Cross-format conversion: All converters fix mismatches at the IR level before format conversion.
Passthrough / direct use: Import the format-specific function:
# For OpenAI Chat Completions format
from llm_rosetta.converters.openai_chat.tool_ops import fix_orphaned_tool_calls
messages = fix_orphaned_tool_calls(messages)
messages = fix_orphaned_tool_calls(messages, placeholder="[Skipped by user]")

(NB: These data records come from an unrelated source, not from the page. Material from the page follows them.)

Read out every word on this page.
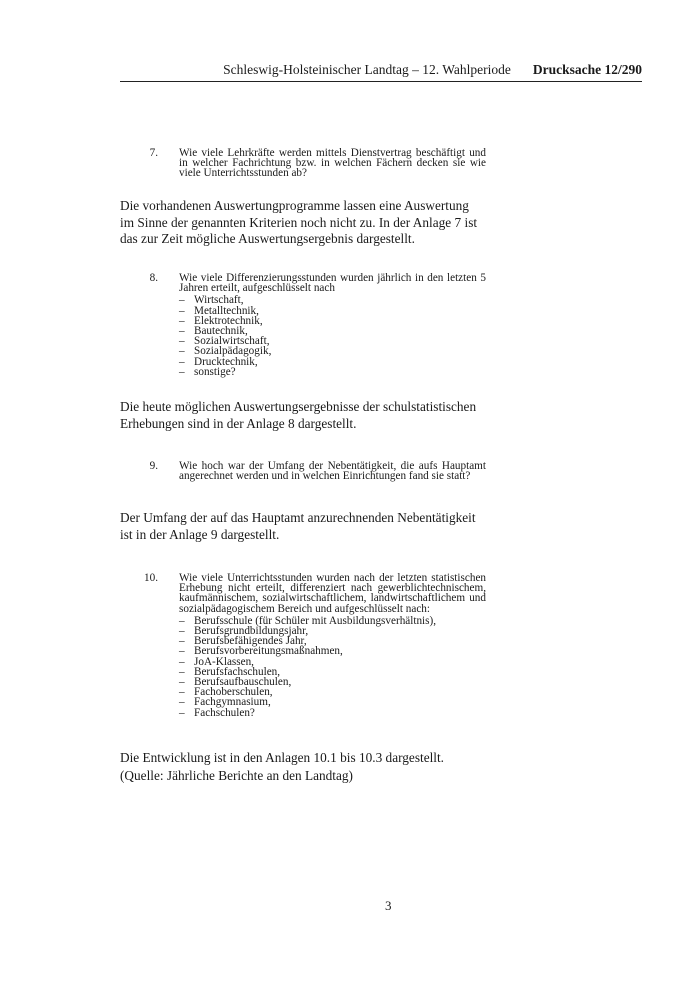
Schleswig-Holsteinischer Landtag – 12. Wahlperiode Drucksache 12/290
7. Wie viele Lehrkräfte werden mittels Dienstvertrag beschäftigt und in welcher Fachrichtung bzw. in welchen Fächern decken sie wie viele Unterrichtsstunden ab?
Die vorhandenen Auswertungprogramme lassen eine Auswertung im Sinne der genannten Kriterien noch nicht zu. In der Anlage 7 ist das zur Zeit mögliche Auswertungsergebnis dargestellt.
8. Wie viele Differenzierungsstunden wurden jährlich in den letzten 5 Jahren erteilt, aufgeschlüsselt nach
– Wirtschaft,
– Metalltechnik,
– Elektrotechnik,
– Bautechnik,
– Sozialwirtschaft,
– Sozialpädagogik,
– Drucktechnik,
– sonstige?
Die heute möglichen Auswertungsergebnisse der schulstatistischen Erhebungen sind in der Anlage 8 dargestellt.
9. Wie hoch war der Umfang der Nebentätigkeit, die aufs Hauptamt angerechnet werden und in welchen Einrichtungen fand sie statt?
Der Umfang der auf das Hauptamt anzurechnenden Nebentätigkeit ist in der Anlage 9 dargestellt.
10. Wie viele Unterrichtsstunden wurden nach der letzten statistischen Erhebung nicht erteilt, differenziert nach gewerblichtechnischem, kaufmännischem, sozialwirtschaftlichem, landwirtschaftlichem und sozialpädagogischem Bereich und aufgeschlüsselt nach:
– Berufsschule (für Schüler mit Ausbildungsverhältnis),
– Berufsgrundbildungsjahr,
– Berufsbefähigendes Jahr,
– Berufsvorbereitungsmaßnahmen,
– JoA-Klassen,
– Berufsfachschulen,
– Berufsaufbauschulen,
– Fachoberschulen,
– Fachgymnasium,
– Fachschulen?
Die Entwicklung ist in den Anlagen 10.1 bis 10.3 dargestellt.
(Quelle: Jährliche Berichte an den Landtag)
3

# For OpenAI Responses format
from llm_rosetta.converters.openai_responses.tool_ops import fix_orphaned_tool_calls
items = fix_orphaned_tool_calls(items)
Google camelCase vs snake_case¶
Google's REST API and CLI tools (e.g. Gemini CLI) use camelCase (inlineData, mimeType, functionCall, functionResponse, functionDeclarations, responseMimeType, thinkingConfig, etc.) while the Python SDK uses snake_case. LLM-Rosetta's Google converter accepts both conventions transparently in all layers — content, tools, config, and response fields. All IR→Provider output uses camelCase for REST API compatibility.
For a comprehensive list of all camelCase/snake_case field pairs and other real-world compatibility issues discovered during live testing, see the Provider & CLI Compatibility Matrix.